1. Linen, wood and durable values

Italian Elle Decor recently selected Finnish Aino Michelsen among the 30 most interesting young designers.

Michelsen, who has designed mainly for the Finnish Interface in recent years, believes that quality is a rising trend.

- I want to believe that people are interested in the fact that the manufacture and production of furniture is on a sustainable basis.

Sustainability is also a value attached to Finnish design in the world, which we should cherish.

Michelsen does not consider following trends to be a bad thing.

However, they should be monitored in the light of the principles of sustainable development.

- I hope that the pace of trends will slow down.

Interior design choices may be emotion-based, even impulse purchases, but the idea may still be that the product will last for a while.

Current and at the same time ecological interior favorites are natural materials such as linen and certified wood.

In addition, Aino Michelsen invites to decorate with vintage objects. Photo: Seppo Solmela / IS

Current and at the same time ecological interior design favorites are natural materials such as linen and certified wood.

In addition to these, Michelsen urges to decorate with vintage objects.

- It is trendy to decorate in such a way that new furniture and objects are brought into the home, the expert suggests.

2. Colors in moderation

Strong colors are now visible in interior design trends, but the color experiments of Finnish interior designers remain largely moderate, says Kimmo Suomi, CEO of Virtanen's paint factory.

- Screaming colors are still not wanted, but black, white and gray are already wanted.

My feeling is that at the moment, for example, warm brown and blue-green are interesting shades.

Among the trends of the autumn are, among other things, warm brown paint tones.

Modern glass lamps are also of interest. Photo: Ulla-Maija Lähteenmäki

Also in terms of the gloss of the paints, Finns still want to keep the candle stable.

- The matt surface does not shine or crack.

That is what Finns most often choose.

At the moment, the paint trends also show an investment in indoor air issues.

3. Brass lamps and gold color

Where the end of the 21st century elevated the classical luminaires of the 60s and 70s to unpredictable values, the luminaires that breathe the design language of the 50s have risen alongside it.

Those who follow their time can now choose, for example, a modern glass lamp or a classic of a well-known designer.

- The decorative images and magazines show strong gold tones, suggests Mariya Sadovnychenko, Innolux's marketing coordinator.

"

 Now the brass lamps are cherished, and the heir then fights for them.

Of the materials, brass is one of the most sought after.

Something about the increase in value is the fact that even a few decades ago, Paavo Tynell's valuable lamps made of the same material might end up in landfills.

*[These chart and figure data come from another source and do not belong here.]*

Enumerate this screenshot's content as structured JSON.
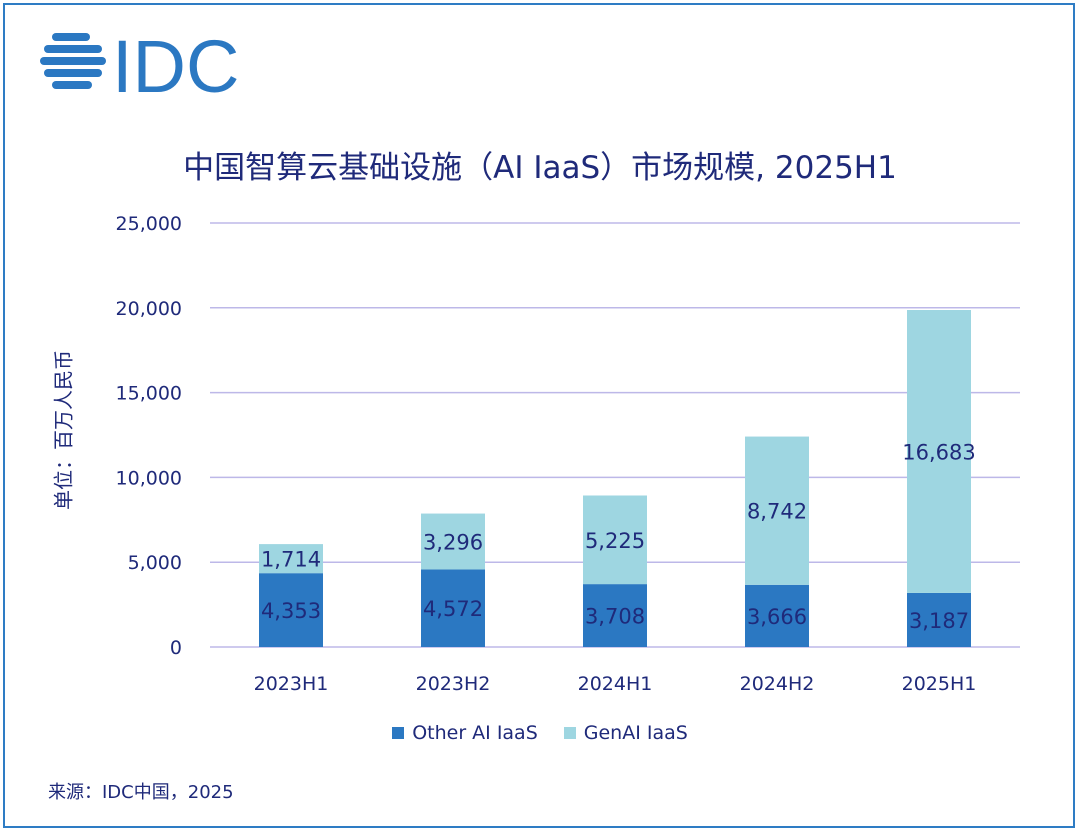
{
  "logo_text": "IDC",
  "colors": {
    "other": "#2b78c2",
    "genai": "#9ed6e1",
    "text": "#1f2a7a",
    "grid": "#bdb8e8",
    "frame": "#2e7cc4"
  },
  "chart_data": {
    "type": "bar",
    "stacked": true,
    "title": "中国智算云基础设施（AI IaaS）市场规模, 2025H1",
    "ylabel": "单位：百万人民币",
    "xlabel": "",
    "categories": [
      "2023H1",
      "2023H2",
      "2024H1",
      "2024H2",
      "2025H1"
    ],
    "series": [
      {
        "name": "Other AI IaaS",
        "values": [
          4353,
          4572,
          3708,
          3666,
          3187
        ],
        "labels": [
          "4,353",
          "4,572",
          "3,708",
          "3,666",
          "3,187"
        ]
      },
      {
        "name": "GenAI IaaS",
        "values": [
          1714,
          3296,
          5225,
          8742,
          16683
        ],
        "labels": [
          "1,714",
          "3,296",
          "5,225",
          "8,742",
          "16,683"
        ]
      }
    ],
    "ylim": [
      0,
      25000
    ],
    "yticks": [
      0,
      5000,
      10000,
      15000,
      20000,
      25000
    ],
    "ytick_labels": [
      "0",
      "5,000",
      "10,000",
      "15,000",
      "20,000",
      "25,000"
    ],
    "grid": true,
    "legend": "bottom"
  },
  "source": "来源：IDC中国，2025"
}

- Now brass lamps are being nurtured, and the heir will fight for them in due course.

The feel and weight of genuine materials are appreciated, Innolux's sales director Joni-Petteri Ikonen suggests.

4. The bed became an eye-catcher

Until ten years ago, the bedroom was a place whose door was closed when guests quickly closed.

Now it has become a room decorated like the rest of the home.

At its best, a bed is an eye-catcher whose various elements, such as a loose end or cover fabric, can vary as taste changes.

At its best, the bed is an eye-catcher, the different elements of which, such as the loose end or the cover fabric, can vary as the taste changes. Photo: Ulla-Maija Lähteenmäki

According to Matri's product designer Elli Lehnhoff, rattan heads, for example, have become trendy in recent years.

- People have also become bolder about colors.

Popular are, for example, lovely, pastel-like velvet surfaces, Lehnhoff tips.

You should invest in the most important room in your home.

Our whole well-being is based on sleep.

- A good bed should last at least a decade, but it can be upgraded over time to suit the life situation and the interior, Lehnhoff suggests.